The Bottom Line: "Where have you gone, Joe DiMaggio, Our nation turns it's lonely eyes to you. Jolting Joe has left and gone away, Hey hey hey" ~Paul Simon
I can't say I was overwhelmed watching the documentary Where Have You Gone, Joe DiMaggio, but I wasn't totally disappointed either. It won one award and shows no rating although I found it rather vanilla and feel most people could watch it with no problem.
Under "cast" listing it showed only DiMaggio but there were tons of people showcased throughout the documentary. I felt they should have least been given a nod, although most were cameo appearances. I am talking about people like Lou Gehrig, Mickey Mantle, Babe Ruth, the entire Yankee team and staff, Marilyn Monroe, The Kennedy Brothers, Frank Sinatra, Toots Shor, Paul Simon ... well, the list goes on and on, at least for me.
The majority of the documentary focused on the later years of DiMaggio, once he retired from baseball and became a franchise. He did absolutely nothing unless he made a buck doing it and why not? If you can't perform on the field any more you might as well cash in on what you do off the field. Very little time was spent showing actual baseball and what little was shown was generally overlain by newspaper articles and so forth.
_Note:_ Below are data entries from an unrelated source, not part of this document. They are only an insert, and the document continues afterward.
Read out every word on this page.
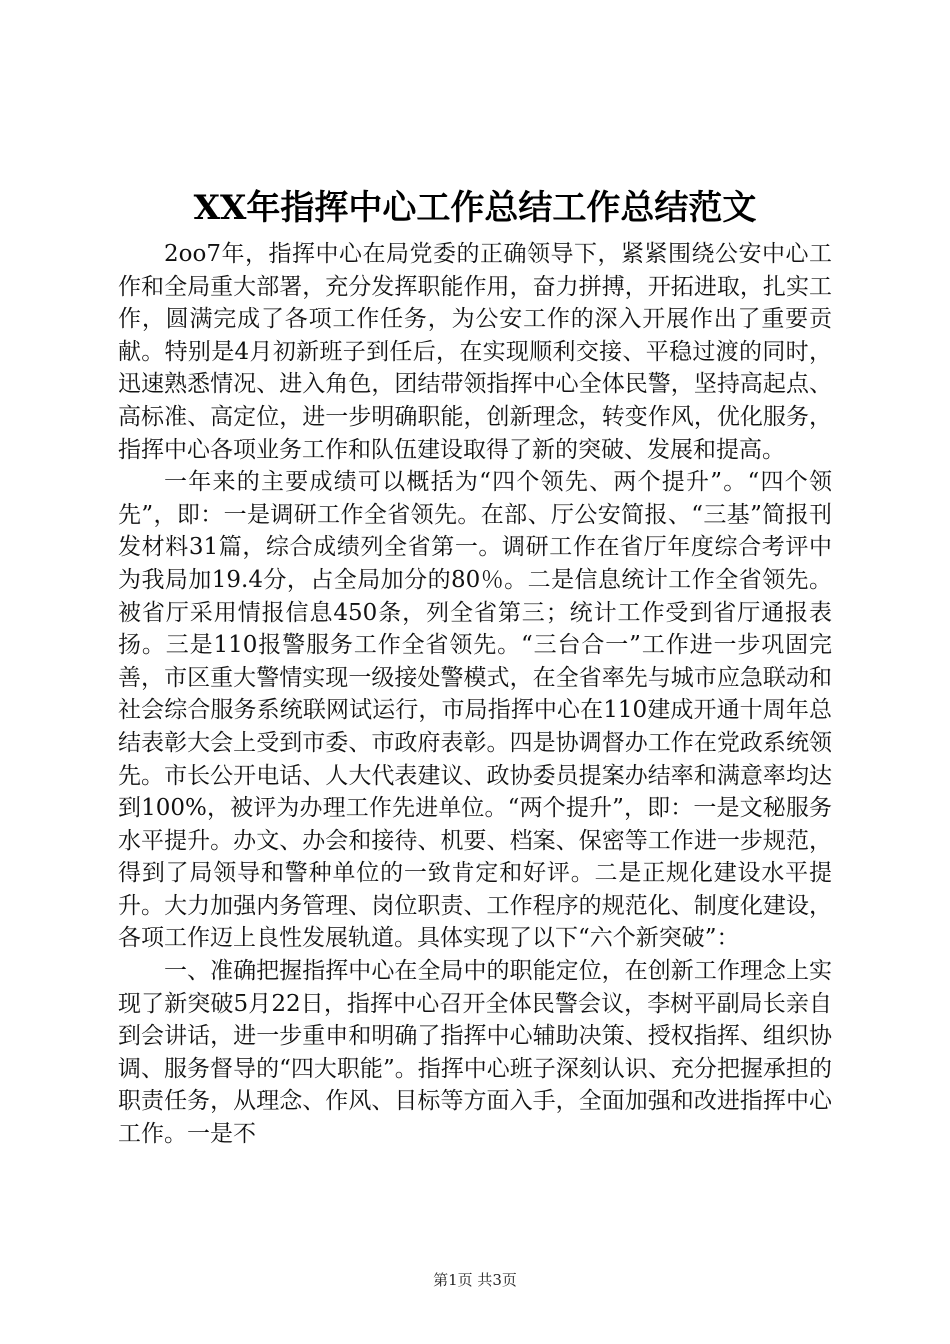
XX年指挥中心工作总结工作总结范文

2oo7年，指挥中心在局党委的正确领导下，紧紧围绕公安中心工作和全局重大部署，充分发挥职能作用，奋力拼搏，开拓进取，扎实工作，圆满完成了各项工作任务，为公安工作的深入开展作出了重要贡献。特别是4月初新班子到任后，在实现顺利交接、平稳过渡的同时，迅速熟悉情况、进入角色，团结带领指挥中心全体民警，坚持高起点、高标准、高定位，进一步明确职能，创新理念，转变作风，优化服务，指挥中心各项业务工作和队伍建设取得了新的突破、发展和提高。

一年来的主要成绩可以概括为“四个领先、两个提升”。“四个领先”，即：一是调研工作全省领先。在部、厅公安简报、“三基”简报刊发材料31篇，综合成绩列全省第一。调研工作在省厅年度综合考评中为我局加19.4分，占全局加分的80％。二是信息统计工作全省领先。被省厅采用情报信息450条，列全省第三；统计工作受到省厅通报表扬。三是110报警服务工作全省领先。“三台合一”工作进一步巩固完善，市区重大警情实现一级接处警模式，在全省率先与城市应急联动和社会综合服务系统联网试运行，市局指挥中心在110建成开通十周年总结表彰大会上受到市委、市政府表彰。四是协调督办工作在党政系统领先。市长公开电话、人大代表建议、政协委员提案办结率和满意率均达到100%，被评为办理工作先进单位。“两个提升”，即：一是文秘服务水平提升。办文、办会和接待、机要、档案、保密等工作进一步规范，得到了局领导和警种单位的一致肯定和好评。二是正规化建设水平提升。大力加强内务管理、岗位职责、工作程序的规范化、制度化建设，各项工作迈上良性发展轨道。具体实现了以下“六个新突破”：

一、准确把握指挥中心在全局中的职能定位，在创新工作理念上实现了新突破5月22日，指挥中心召开全体民警会议，李树平副局长亲自到会讲话，进一步重申和明确了指挥中心辅助决策、授权指挥、组织协调、服务督导的“四大职能”。指挥中心班子深刻认识、充分把握承担的职责任务，从理念、作风、目标等方面入手，全面加强和改进指挥中心工作。一是不

第1页 共3页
It touched briefly on his stint in the Army but considering he never left the US soil, I guess they couldn't delve too much into that. The main focus was his desire to remain anonymous, which is strange considering the job he held and his expertise and his marriage to Monroe. Even later, his involvement in everything finanical surrounding his name, speaks little of anonymity to me.
I was surprised to find out he was the first person to break the salary barrier in baseball, and look how that has spiraled out of control. Other than that I learned very little new about it other than I found him a bit pompous, which I guess is typical of someone in his position.
There were very few live interviews in the film, it consisted almost entirely of archived footage. It was in black & white but not the good black & white associated with films. I shucked it off to the age of the films being shown as far as quality of presentation and sound.
I wouldn't rush out to secure this if you are a baseball fan. You would probably be left wanting.